Froid et méiose sur céréales : jamais de risques généralisés

09 mai 2019

Notre région vient de connaître un épisode de fraîcheur. Pour craindre des dégâts sur blés et orges, il faut qu’il y ait concordance entre le stade méiose et ces températures froides. Le point sur la situation.

Le nombre de grains par épi est une composante importante du rendement final. Cette composante se forme à un moment bien particulier et très court du cycle des céréales, appelé méiose pollinique.

La méiose pollinique et la phase qui l’encadre de quelques jours apparaissent comme extrêmement sensibles à des stress climatiques. Ainsi, des températures basses, inférieures à 4°C ou à 2°C selon les sources, peuvent causer une dégradation de la fertilité du pollen et une absence de grains dans les fleurs non fécondées.

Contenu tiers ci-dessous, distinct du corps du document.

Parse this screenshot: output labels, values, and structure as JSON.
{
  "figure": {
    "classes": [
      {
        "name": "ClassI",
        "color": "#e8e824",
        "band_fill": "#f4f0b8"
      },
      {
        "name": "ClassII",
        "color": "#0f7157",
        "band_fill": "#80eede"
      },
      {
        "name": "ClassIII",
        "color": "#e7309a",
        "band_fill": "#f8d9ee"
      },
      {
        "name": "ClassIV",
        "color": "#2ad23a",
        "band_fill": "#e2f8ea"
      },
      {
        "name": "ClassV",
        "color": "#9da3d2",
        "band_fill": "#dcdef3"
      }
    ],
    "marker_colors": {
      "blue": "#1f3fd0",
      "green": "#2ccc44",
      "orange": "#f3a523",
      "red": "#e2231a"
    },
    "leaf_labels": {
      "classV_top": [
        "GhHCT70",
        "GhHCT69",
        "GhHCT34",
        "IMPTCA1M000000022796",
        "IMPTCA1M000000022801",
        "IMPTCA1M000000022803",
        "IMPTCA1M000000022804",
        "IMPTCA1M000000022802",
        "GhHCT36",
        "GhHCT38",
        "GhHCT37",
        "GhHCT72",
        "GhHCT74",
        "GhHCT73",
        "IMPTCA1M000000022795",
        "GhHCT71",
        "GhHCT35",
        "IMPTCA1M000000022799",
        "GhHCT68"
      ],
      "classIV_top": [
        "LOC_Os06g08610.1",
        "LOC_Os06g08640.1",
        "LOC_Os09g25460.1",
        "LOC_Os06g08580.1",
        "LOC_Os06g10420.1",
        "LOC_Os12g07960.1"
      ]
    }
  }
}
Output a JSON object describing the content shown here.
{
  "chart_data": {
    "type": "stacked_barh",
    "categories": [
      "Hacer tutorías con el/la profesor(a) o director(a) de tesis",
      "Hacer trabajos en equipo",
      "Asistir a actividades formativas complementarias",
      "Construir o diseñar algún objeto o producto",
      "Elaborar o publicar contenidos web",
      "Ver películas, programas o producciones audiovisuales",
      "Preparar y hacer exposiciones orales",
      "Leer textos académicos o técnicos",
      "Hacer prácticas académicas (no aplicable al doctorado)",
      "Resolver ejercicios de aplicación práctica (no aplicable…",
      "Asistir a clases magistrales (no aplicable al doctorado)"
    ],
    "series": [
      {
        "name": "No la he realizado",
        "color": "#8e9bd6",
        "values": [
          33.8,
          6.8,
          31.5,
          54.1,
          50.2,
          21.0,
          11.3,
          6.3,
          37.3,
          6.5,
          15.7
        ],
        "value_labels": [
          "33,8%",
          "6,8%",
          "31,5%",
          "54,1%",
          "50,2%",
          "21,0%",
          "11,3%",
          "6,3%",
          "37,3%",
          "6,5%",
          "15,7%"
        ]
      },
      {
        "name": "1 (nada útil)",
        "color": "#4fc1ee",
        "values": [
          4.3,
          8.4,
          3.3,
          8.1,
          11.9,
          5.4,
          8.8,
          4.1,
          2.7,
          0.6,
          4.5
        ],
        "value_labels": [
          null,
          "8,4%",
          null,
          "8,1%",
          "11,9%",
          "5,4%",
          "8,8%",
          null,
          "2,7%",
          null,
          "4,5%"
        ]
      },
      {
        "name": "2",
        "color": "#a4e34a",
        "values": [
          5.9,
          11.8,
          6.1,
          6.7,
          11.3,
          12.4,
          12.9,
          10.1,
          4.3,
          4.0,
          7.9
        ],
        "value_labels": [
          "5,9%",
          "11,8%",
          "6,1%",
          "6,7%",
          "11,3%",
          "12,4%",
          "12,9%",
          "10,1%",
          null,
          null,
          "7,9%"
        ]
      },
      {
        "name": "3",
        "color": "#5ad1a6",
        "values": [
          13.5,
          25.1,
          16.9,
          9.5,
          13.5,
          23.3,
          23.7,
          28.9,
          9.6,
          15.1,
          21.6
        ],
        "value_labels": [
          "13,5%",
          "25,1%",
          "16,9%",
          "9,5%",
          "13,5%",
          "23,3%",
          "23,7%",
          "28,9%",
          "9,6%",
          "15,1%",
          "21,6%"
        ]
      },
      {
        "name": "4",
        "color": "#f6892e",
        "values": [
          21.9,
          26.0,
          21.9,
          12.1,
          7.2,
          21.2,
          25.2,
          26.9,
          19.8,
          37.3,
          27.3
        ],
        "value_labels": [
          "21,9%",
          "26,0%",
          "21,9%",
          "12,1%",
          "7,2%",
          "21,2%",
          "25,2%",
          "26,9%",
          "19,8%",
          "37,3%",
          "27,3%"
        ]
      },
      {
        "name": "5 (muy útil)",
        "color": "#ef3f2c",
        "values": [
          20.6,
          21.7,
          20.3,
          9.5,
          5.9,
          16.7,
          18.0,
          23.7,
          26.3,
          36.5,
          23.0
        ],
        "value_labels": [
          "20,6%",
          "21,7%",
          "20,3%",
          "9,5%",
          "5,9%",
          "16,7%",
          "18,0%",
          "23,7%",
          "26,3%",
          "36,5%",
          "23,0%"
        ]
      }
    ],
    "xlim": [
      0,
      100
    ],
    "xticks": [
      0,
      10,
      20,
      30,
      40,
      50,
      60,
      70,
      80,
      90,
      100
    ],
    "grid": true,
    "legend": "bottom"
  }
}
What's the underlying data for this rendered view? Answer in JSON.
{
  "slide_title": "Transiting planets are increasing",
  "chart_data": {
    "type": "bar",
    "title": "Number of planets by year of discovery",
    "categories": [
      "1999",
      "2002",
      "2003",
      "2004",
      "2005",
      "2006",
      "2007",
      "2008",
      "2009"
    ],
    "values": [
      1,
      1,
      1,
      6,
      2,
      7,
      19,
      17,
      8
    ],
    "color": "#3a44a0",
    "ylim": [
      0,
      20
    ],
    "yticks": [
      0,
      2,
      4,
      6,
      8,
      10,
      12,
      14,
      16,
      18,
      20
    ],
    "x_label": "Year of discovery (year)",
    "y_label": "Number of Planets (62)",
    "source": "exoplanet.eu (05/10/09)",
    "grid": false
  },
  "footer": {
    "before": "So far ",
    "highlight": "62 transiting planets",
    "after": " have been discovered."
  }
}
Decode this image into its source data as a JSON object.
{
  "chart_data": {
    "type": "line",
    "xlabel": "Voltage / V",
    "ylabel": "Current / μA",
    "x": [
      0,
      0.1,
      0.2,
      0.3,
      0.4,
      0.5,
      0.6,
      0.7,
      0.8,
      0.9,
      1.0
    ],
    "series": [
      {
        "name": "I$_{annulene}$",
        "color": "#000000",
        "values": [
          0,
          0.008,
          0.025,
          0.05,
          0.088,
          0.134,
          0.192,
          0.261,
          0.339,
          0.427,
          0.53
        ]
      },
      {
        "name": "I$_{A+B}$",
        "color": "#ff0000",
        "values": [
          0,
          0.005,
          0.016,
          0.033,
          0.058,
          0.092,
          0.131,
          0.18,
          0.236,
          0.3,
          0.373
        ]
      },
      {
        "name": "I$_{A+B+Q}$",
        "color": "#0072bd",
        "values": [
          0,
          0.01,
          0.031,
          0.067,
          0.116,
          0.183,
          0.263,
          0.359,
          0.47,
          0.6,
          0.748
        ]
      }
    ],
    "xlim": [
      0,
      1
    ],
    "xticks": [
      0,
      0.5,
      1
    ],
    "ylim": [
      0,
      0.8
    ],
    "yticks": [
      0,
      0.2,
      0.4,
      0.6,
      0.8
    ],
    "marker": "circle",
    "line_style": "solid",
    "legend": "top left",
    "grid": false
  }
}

Sur orges, le stade méiose est atteint lorsque le sommet des barbes devient visibles : ce sont elles qui semblent potentiellement les plus exposées. 50% des orges de la région sont aujourd'hui au stade apparition des barbes (source BSV du 7 mai 2019).

Sur blés, le stade méiose est atteint juste un peu avant le gonflement lorsque le sommet du jeune épi touche la ligule de l’avant dernière feuille (environ 10 jours avant l’épiaison). Il est encore trop tôt pour la grande majorité des blés lorrains : 47 % d'entre eux sont encore au stade dernière feuille pointante à étalée (source BSV du 7 mai 2019).

A noter que les à-coups climatiques que nous vivons ont aussi pour effet de freiner la progression des stades.

Photo : Variété FRUCTIDOR  (semis du 04/10/18) - St Hilaire le 07/05/19
Le stade méiose n’est pas encore atteint.

C’est un risque qui reste à suivre, même si dans tous les cas, il n’y a jamais de catastrophe généralisée. Au-delà du froid, les altérations de la méiose sont liées à des phénomènes complexes (rayonnements faibles, sécheresse, carence en cuivre, génétique de la variété), ce qui rend le phénomène quasiment imprévisible.

Il faudra dans tous les cas attendre la floraison pour réaliser un diagnostic fiable.